President Trump, unlike his predecessors, embraces his ability to roil markets with offhand comments. Trump’s willingness to joust with foreign leaders on Twitter, as well as policies which hint at isolationism and protectionism, suggest an approach to governing in which foreign ties won’t be handled with the same gentle approach that has been customary. Some observers of U.S. government debt, 43.2% of which is owned by non-U.S. investors, wonder whether Trump’s policies and demeanor will change the way the world looks at Treasuries.

Since November election, Trump has threatened to levy a “border tax” on Mexican imports, imposed a travel ban on seven majority-Muslim countries, suggested he would reconsider the long-standing “one China” policy of the U.S. and sent mixed signals about his commitment to NATO.

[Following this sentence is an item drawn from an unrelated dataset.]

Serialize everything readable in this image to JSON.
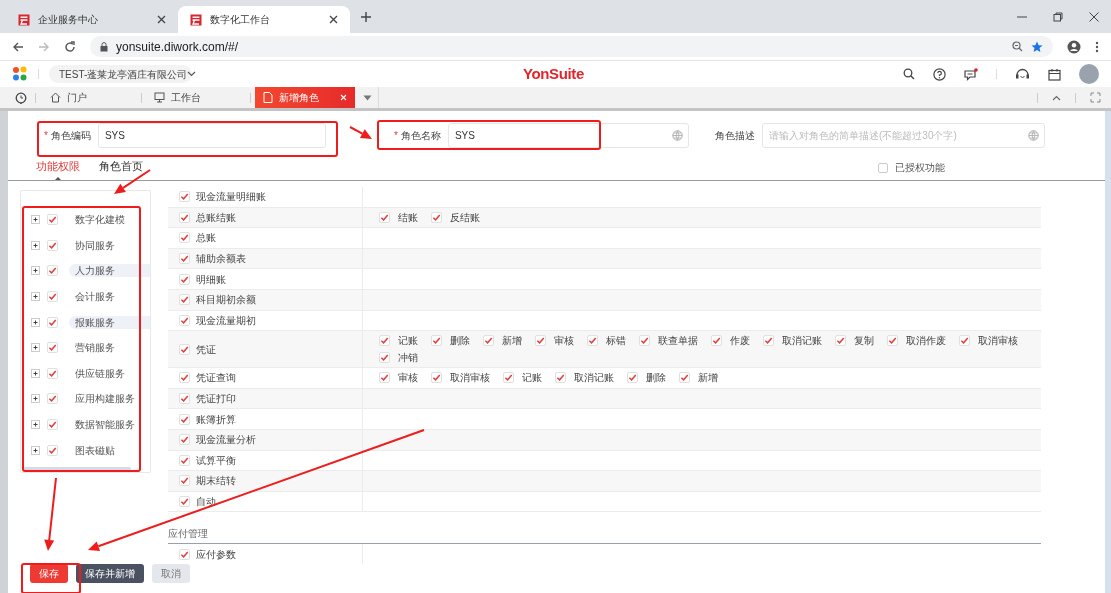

“The geopolitical environment is getting less friendly, and we’re aggravating it,” Fuss said. The commonality of interest that participants in the global economy benefit from through international trade and investment is facing a major challenge. “Will this be bad for the Treasury market? I don’t know,” he said. “My gut tells me it’s negative.”

Yet bad diplomacy alone isn’t likely to convince other countries to sell Treasuries, said Brad Setser, a senior fellow at the Council for Foreign Relations and former Treasury Department economist under Presidents Clinton and Obama.

While the 43.2% of Treasuries held overseas is the lowest year-end total since 2003, the decline was well underway before Trump’s election, having fallen steadily from 50% in April 2013.

That drop doesn’t reflect a changing view of the U.S. so much as it’s a demonstration of how countries adjust investments to meet domestic needs, Setser said. For example, most of the reduction in foreign Treasury holdings comes from China, which has been selling the debt to boost the value of its currency to stave off capital flight. Saudi Arabia has also pared holdings to address budget problems stemming from lower oil prices.

U.S. government debt also lacks competition from a sovereign bond market with comparable depth and liquidity. Treasury trading volumes typically reach $500 billion per day within the Fed’s network of 23 primary dealers, which includes Goldman Sachs, Wells Fargo and JPMorgan Chase.

“In the short-term, existing financial relationships will stay largely as they have been and are,” said Mohamed El-Erian, the chief economic adviser at German insurer Allianz, in an email response to questions.

That’s not an endorsement of the status quo, however. In Asia, concerns were already heightened by poor U.S. economic management leading up to the global financial crisis, El-Erian said. Those anxieties “relate to the overall stability, well-functioning and standing of the multilateral system – one that gives Europe and, particularly, the U.S. huge privileges in return for responsible economic management of the global setup.”

The CFR’s Setser sees “a cost to overly aggressive U.S. policy and unreliability.” It will come not in the financial markets, but in a diminished “willingness to accommodate U.S. policy desires,” he said.

Setser expects that Trump will run larger budget and trade deficits, which will encourage greater foreign sponsorship of U.S. government debt. That’s especially true, should low bond yields in Europe and Japan persist, fueling demand for Treasuries on a relative-value basis, he said.

The run-up in 10-year Treasury yields from 1.6% before the election to as much as 2.6% in December on expectations that increased government spending will lead to larger deficits and faster inflation suggests that the market is functioning much as it should.

Yet, as with the uncertainty Trump has promoted in his approach to foreign affairs, there’s also a lack of clarity in Trump’s economic plans, which has led yields to drift down to 2.32% on Feb. 24. He has promised a “phenomenal” package of tax reforms in which equity investors are placing high hopes. However, politically challenging plans to repeal the Affordable Care Act and the Dodd-Frank financial reforms make it unclear when he will be able to push the plans that markets expect to produce faster growth.

“Markets seem to be giving him more credit for putting forward credible proposals and being able to pass them” than is yet warranted, said Wan-Chong Kung, a bond manager at Nuveen.